Contemporary Art in Palma: Galleries & Art Palma Summer
Palma, City of Galleries: A Walk Through the Old Town's Contemporary Art Scene
Some travellers come to Mallorca for its coves and end up discovering that, in the heart of its capital, the island hides one of the liveliest contemporary art scenes in the Mediterranean. Palma doesn't shout about it. It does things its own way: behind stone gateways, inside medieval chapels and in stately courtyards where the light falls like a painting.
For the traveller who prefers the city to the beach, touring the old town's galleries is the kind of plan that blends culture, strolling and discovery — no car required. And from the Calatrava quarter, home to Es Princep, almost all of them are within walking distance.
The Gallery Street
If Palma had a street devoted to art, it would be Sant Feliu. Within just a few metres you'll find spaces that have turned the city into a reference point for collectors and the curious alike. Here, the Gerhardt Braun gallery uses every corner of an old townhouse to show painting, photography and conceptual work; a few steps away, Germany's Kewenig exhibits inside the Oratori de Sant Feliu, a 13th-century chapel where contemporary art converses with centuries-old stone. Few places sum up Palma better: the new living alongside the very old.
Palaces Turned Into Art
A few minutes away, on the pedestrian Can Verí street, the Pelaires gallery has been setting the pace of Spanish contemporary art since 1969. It opened in the era of Miró and remains an essential stop, both for its exhibitions and for the historic palace that houses it. Not far off, Horrach Moyà champions the most conceptual work from its minimalist spaces, while ABA Art Lab, facing the Es Baluard museum, fills its light-flooded rooms with projects conceived for each show. And to discover the island's emerging talent, the Galería Reus — open since 2003 — has established itself as one of the key spaces of Mallorca's new scene.
And presiding over them all, like the scene's great beacon, the Es Baluard museum looks out over the bay from the old Renaissance walls. Its collection and temporary exhibitions are the best place to begin — or end — any attempt to understand the art being made on the island.
Art Palma Summer: The Night the City Becomes a Museum
If there's one moment to experience all of this at once, it's Art Palma Summer. In early June (this year, on the 4th), more than twenty galleries and spaces across the centre open their doors at the same time for one evening, with close to fifty exhibitions and around a hundred artists.

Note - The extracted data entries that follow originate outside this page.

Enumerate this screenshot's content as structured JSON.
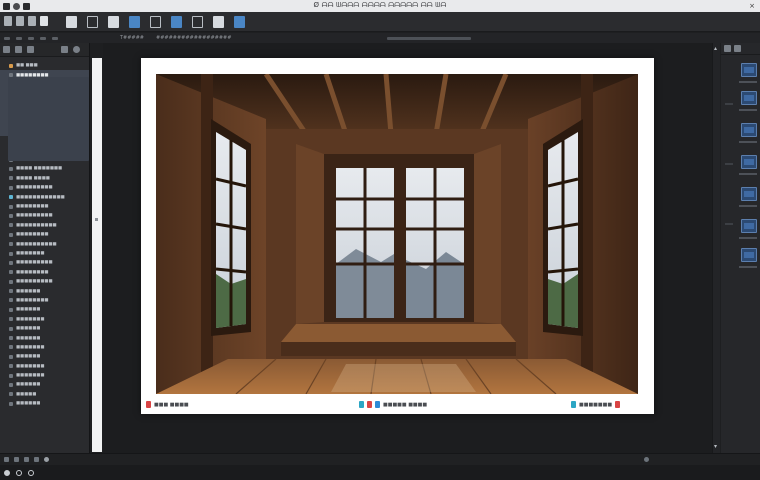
{
  "window": {
    "title": "Ø ᗩᗩ ᗯᗩᗩᗩ ᗩᗩᗩᗩ ᗩᗩᗩᗩᗩ ᗩᗩ ᗯᗩ",
    "close_glyph": "×"
  },
  "secondbar": {
    "label_a": "T#####",
    "label_b": "##################"
  },
  "left_panel": {
    "tab_label": "",
    "items": [
      {
        "label": "■■ ■■■",
        "kind": "folder"
      },
      {
        "label": "■■■■■■■■",
        "kind": "sel"
      },
      {
        "label": "■■ ■■ ■■■■ ■■■■",
        "kind": "sel"
      },
      {
        "label": "■■■■■■■■■■■■",
        "kind": "sel"
      },
      {
        "label": "■ ■■■■ ■■■■■■",
        "kind": "sel"
      },
      {
        "label": "■■ ■■■",
        "kind": "sel"
      },
      {
        "label": "■■■■ ■■ ■■■",
        "kind": "sel"
      },
      {
        "label": "■■■■■■■",
        "kind": "sel"
      },
      {
        "label": "■■■■ ■■ ■■■■",
        "kind": "plain"
      },
      {
        "label": "■■■■■■ ■■■■■■",
        "kind": "plain"
      },
      {
        "label": "■■■■■■■■■■■",
        "kind": "plain"
      },
      {
        "label": "■■■■ ■■■■■■■",
        "kind": "plain"
      },
      {
        "label": "■■■■ ■■■■",
        "kind": "plain"
      },
      {
        "label": "■■■■■■■■■",
        "kind": "plain"
      },
      {
        "label": "■■■■■■■■■■■■",
        "kind": "cyan"
      },
      {
        "label": "■■■■■■■■",
        "kind": "plain"
      },
      {
        "label": "■■■■■■■■■",
        "kind": "plain"
      },
      {
        "label": "■■■■■■■■■■",
        "kind": "plain"
      },
      {
        "label": "■■■■■■■■",
        "kind": "plain"
      },
      {
        "label": "■■■■■■■■■■",
        "kind": "plain"
      },
      {
        "label": "■■■■■■■",
        "kind": "plain"
      },
      {
        "label": "■■■■■■■■■",
        "kind": "plain"
      },
      {
        "label": "■■■■■■■■",
        "kind": "plain"
      },
      {
        "label": "■■■■■■■■■",
        "kind": "plain"
      },
      {
        "label": "■■■■■■",
        "kind": "plain"
      },
      {
        "label": "■■■■■■■■",
        "kind": "plain"
      },
      {
        "label": "■■■■■■",
        "kind": "plain"
      },
      {
        "label": "■■■■■■■",
        "kind": "plain"
      },
      {
        "label": "■■■■■■",
        "kind": "plain"
      },
      {
        "label": "■■■■■■",
        "kind": "plain"
      },
      {
        "label": "■■■■■■■",
        "kind": "plain"
      },
      {
        "label": "■■■■■■",
        "kind": "plain"
      },
      {
        "label": "■■■■■■■",
        "kind": "plain"
      },
      {
        "label": "■■■■■■■",
        "kind": "plain"
      },
      {
        "label": "■■■■■■",
        "kind": "plain"
      },
      {
        "label": "■■■■■",
        "kind": "plain"
      },
      {
        "label": "■■■■■■",
        "kind": "plain"
      }
    ]
  },
  "document": {
    "caption_left": "■■■ ■■■■",
    "caption_center": "■■■■■ ■■■■",
    "caption_right": "■■■■■■■"
  },
  "colors": {
    "caption_red": "#d94444",
    "caption_cyan": "#2ca6c4",
    "caption_blue": "#2e8bd6"
  },
  "icons": {
    "window_controls": [
      "app-icon",
      "menu-icon",
      "gear-icon"
    ],
    "toolbar": [
      "page-icon",
      "layout-icon",
      "frame-icon",
      "text-icon",
      "image-icon",
      "image-icon",
      "link-icon",
      "document-icon",
      "shape-icon"
    ]
  }
}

The old town's streets fill with people drifting from room to room, glass in hand, as the sun goes down.
A Route for an Afternoon
One good way to do it: start at Es Baluard to get your bearings, head down towards Sant Feliu and its galleries, continue to Can Verí and Pelaires, and round off the afternoon on an old-town terrace, watching the golden light settle over the rooftops. From Es Princep, in the heart of Calatrava, the whole route is walkable.
Because that, in the end, is what sets Palma apart: a city where art isn't locked inside a single building but scattered across alleyways, palaces and chapels, waiting for anyone who cares to look.